Areas that have been exposed to toxic metals should be cleaned completely and expeditiously. The government should identify areas that are contaminated with solid wastes and also medicinal wastes incinerators and close those areas down.

They should then supplant them with waste decrease programs and carry out other programs that are aimed at treating and rehabilitating the soil for future use. The government should also ensure that offices, schools among other buildings that are occupied with human are not located near these areas.

3. Role of institutions using toxic substances

Health sectors especially the dental departments should eliminate the use of mercury-containing items and use more secure alternatives. The government should also evacuate and securely store indoor regulators and thermometers that contain mercury.

They also have a part to play in unison with the schools to avoid providing leaded water to the children in schools and instead strategize on a better alternative of clean and treated water.

4. Be cautious about using treated wood

Woodwork industries should avoid the use of CCA and ACZA additives. These chemicals have arsenic which is highly poisonous. In homes built with such treated woods, it is impossible to remove the arsenic from the wood, however, a better solution would be to paint them with unleaded paints that are environmentally friendly. The paint minimizes filtering and contact. It is important to repaint if the wood paint deteriorates.

5. Watch out for the lead paints

Homes that were built before the 1980s are most probably painted with the toxic lead paints. In case the paints are peeling off a decrease laborer can be contracted to either redesign, repaint, or remove the aged paint from the walls.

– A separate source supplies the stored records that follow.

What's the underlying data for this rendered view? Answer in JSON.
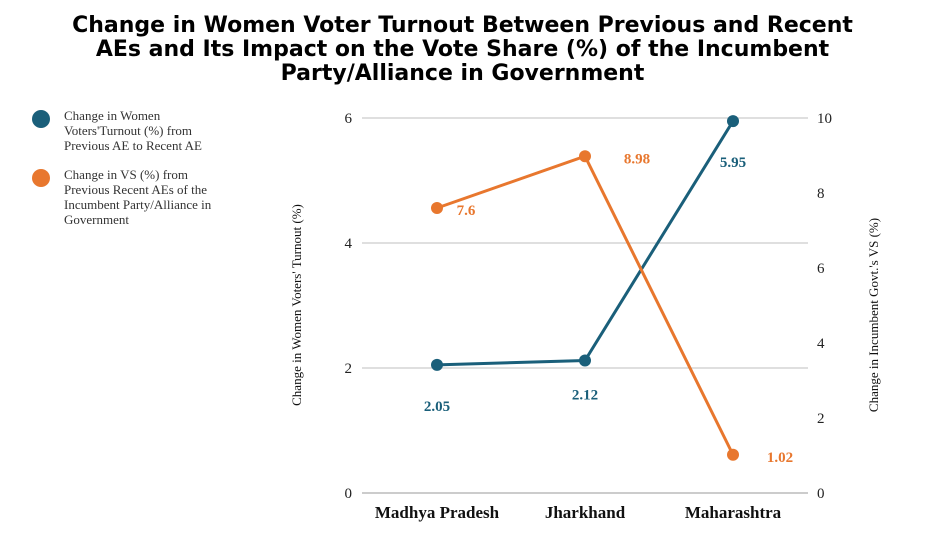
{
  "title_lines": [
    "Change in Women Voter Turnout Between Previous and Recent",
    "AEs and Its Impact on the Vote Share (%) of the Incumbent",
    "Party/Alliance in Government"
  ],
  "colors": {
    "women": "#1a5f7a",
    "vs": "#e8772e",
    "grid": "#bfbfbf"
  },
  "legend": [
    {
      "label": "Change in Women\nVoters'Turnout (%) from\nPrevious AE to Recent AE",
      "color": "#1a5f7a"
    },
    {
      "label": "Change in VS (%) from\nPrevious  Recent AEs of the\nIncumbent Party/Alliance in\nGovernment",
      "color": "#e8772e"
    }
  ],
  "chart_data": {
    "type": "line",
    "title": "Change in Women Voter Turnout Between Previous and Recent AEs and Its Impact on the Vote Share (%) of the Incumbent Party/Alliance in Government",
    "categories": [
      "Madhya Pradesh",
      "Jharkhand",
      "Maharashtra"
    ],
    "y_left_label": "Change in Women Voters' Turnout (%)",
    "y_right_label": "Change in Incumbent Govt.'s VS (%)",
    "y_left_lim": [
      0,
      6
    ],
    "y_left_ticks": [
      0,
      2,
      4,
      6
    ],
    "y_right_lim": [
      0,
      10
    ],
    "y_right_ticks": [
      0,
      2,
      4,
      6,
      8,
      10
    ],
    "grid": true,
    "legend_position": "left",
    "series": [
      {
        "name": "Change in Women Voters'Turnout (%) from Previous AE to Recent AE",
        "axis": "left",
        "values": [
          2.05,
          2.12,
          5.95
        ],
        "labels": [
          "2.05",
          "2.12",
          "5.95"
        ],
        "color": "#1a5f7a"
      },
      {
        "name": "Change in VS (%) from Previous  Recent AEs of the Incumbent Party/Alliance in Government",
        "axis": "right",
        "values": [
          7.6,
          8.98,
          1.02
        ],
        "labels": [
          "7.6",
          "8.98",
          "1.02"
        ],
        "color": "#e8772e"
      }
    ]
  }
}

The drinking water should be covered to prevent the lead dust from getting in and also the other sources of water supply should be covered as well.

6. Avoid usage of the PVC

When buying plumbing materials it is important to avoid the PVC. It contains lead that may contaminate the drinking water and the environment. If they are already installed an alternative would be to avoid drinking or using the hot water that rushes out of the tap after initially opening it because it contains lead traces. The best water is the icy cold one that pours after several minutes.

7. Other solutions

The cooking oil, grease, household chemicals, and medications should be disposed of properly. Also, when doing the laundry, phosphates bleaches, and soaps are recommended because they lack metal traces.